Abstract

Introduction: Pericarditis and STEMI both present with acute chest pain and ST elevations in the EKG. The pattern of ST-elevation and the nature of chest pain usually aid in clinching the diagnosis but there are exceptions. Case: 34 Y.o male with Hypertension, tobacco abuse presented with abrupt onset central chest tightness, worsening with inspiration, relieved on sitting up.
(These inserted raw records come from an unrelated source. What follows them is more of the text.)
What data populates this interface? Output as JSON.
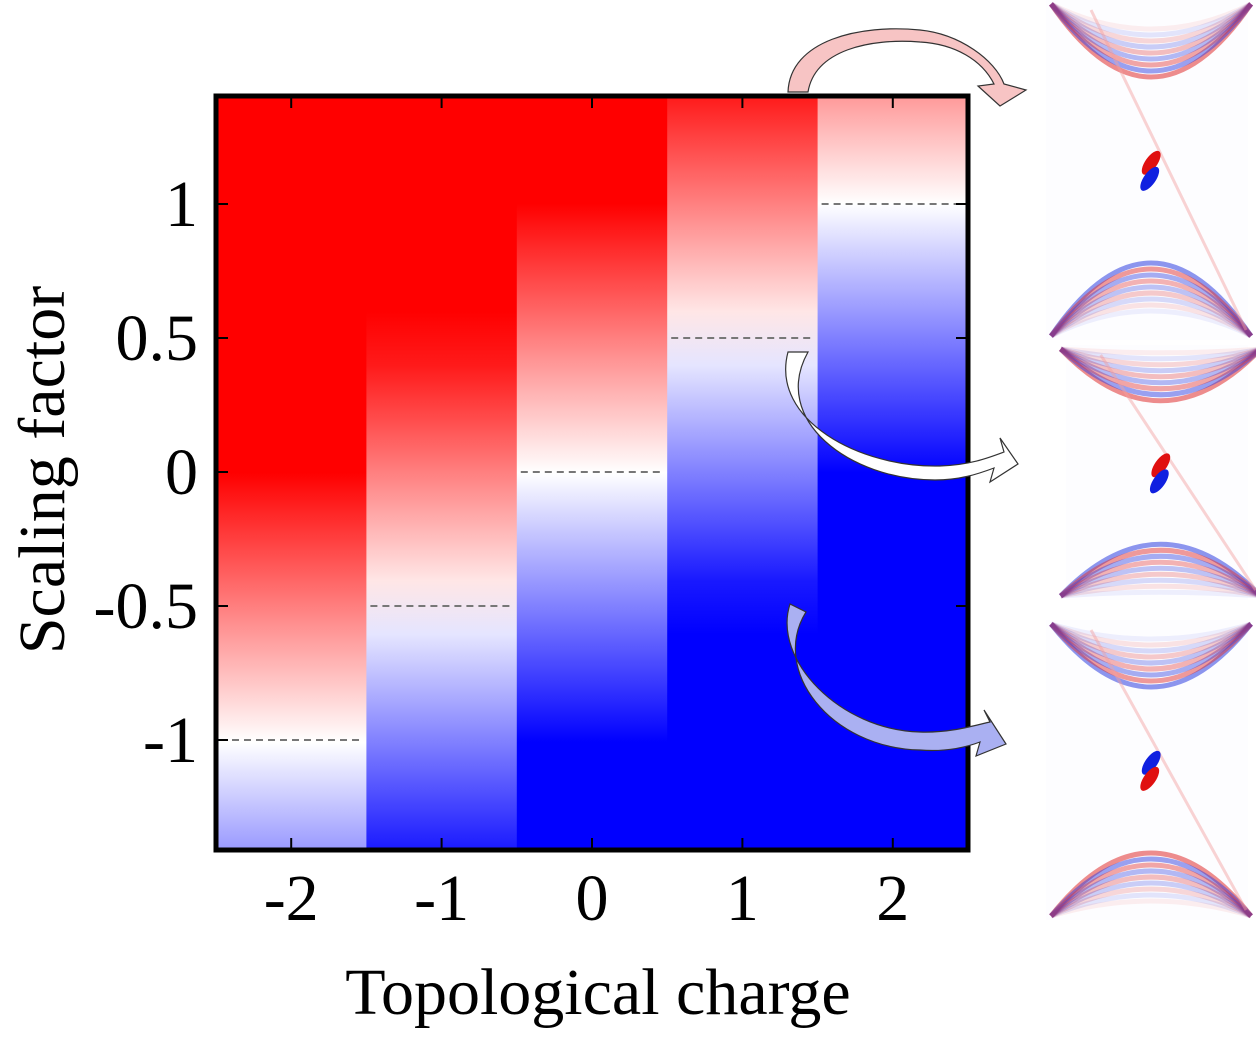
{
  "chart_data": {
    "type": "heatmap",
    "xlabel": "Topological charge",
    "ylabel": "Scaling factor",
    "x_ticks": [
      "-2",
      "-1",
      "0",
      "1",
      "2"
    ],
    "y_ticks": [
      "1",
      "0.5",
      "0",
      "-0.5",
      "-1"
    ],
    "x_categories": [
      -2,
      -1,
      0,
      1,
      2
    ],
    "ylim": [
      -1.4,
      1.4
    ],
    "colormap": {
      "positive": "#ff0000",
      "zero": "#ffffff",
      "negative": "#0000ff"
    },
    "boundary_line_color": "#777777",
    "columns": [
      {
        "charge": -2,
        "zero_crossing": -1.0
      },
      {
        "charge": -1,
        "zero_crossing": -0.5
      },
      {
        "charge": 0,
        "zero_crossing": 0.0
      },
      {
        "charge": 1,
        "zero_crossing": 0.5
      },
      {
        "charge": 2,
        "zero_crossing": 1.0
      }
    ],
    "insets": [
      {
        "scaling_factor": 1.0,
        "arrow_color": "#f7c4c4"
      },
      {
        "scaling_factor": 0.0,
        "arrow_color": "#ffffff"
      },
      {
        "scaling_factor": -1.0,
        "arrow_color": "#aab0f2"
      }
    ]
  }
}
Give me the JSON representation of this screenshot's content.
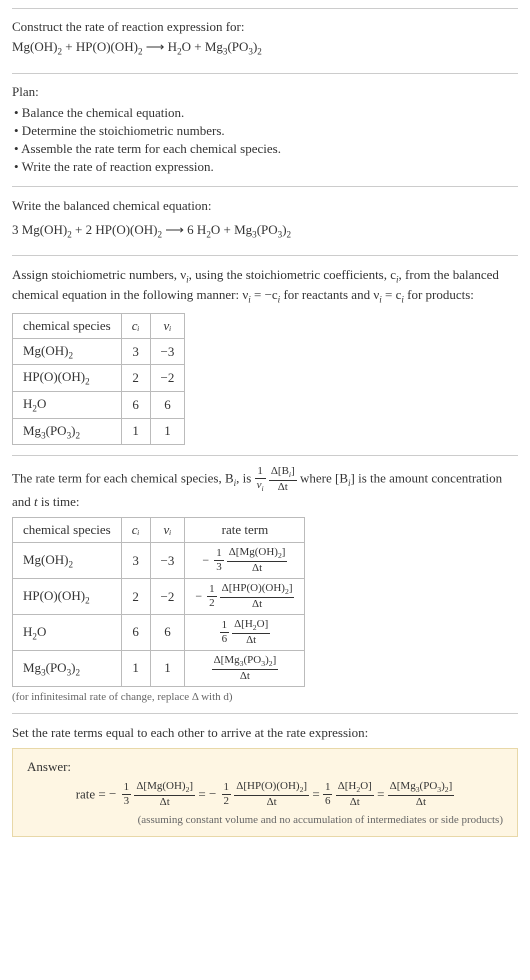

EKG revealed diffuse concave ST elevation in all leads with PR depression, Posterior EKG was negative for posterior wall MI. Troponin was normal on presentation and was mildly elevated to 0.5 ng/ml 6 hours later. The echocardiogram revealed normal ejection fraction, no wall motion changes. He was being managed for acute pericarditis with colchicine and ibuprofen, 20 hours later, he experienced increased chest pain, repeat EKG was unchanged, troponin up-trended to 6 ng/ml, peaked at 20 ng/ml and was taken for an urgent angiogram. Angiogram revealed an occlusion in the mid circumflex artery and angioplasty was done. Following the procedure, the chest pain subsided. Conclusion: A classic presentation of acute pericarditis turned out to be a STEMI with circumflex as the culprit vessel. Vigilance to patient's symptoms and trending of cardiac markers are essential in identifying atypical presentations of STEMI. The circumflex lesion usually has an atypical presentation and should have a low threshold for diagnostic angiogram so as not to miss them.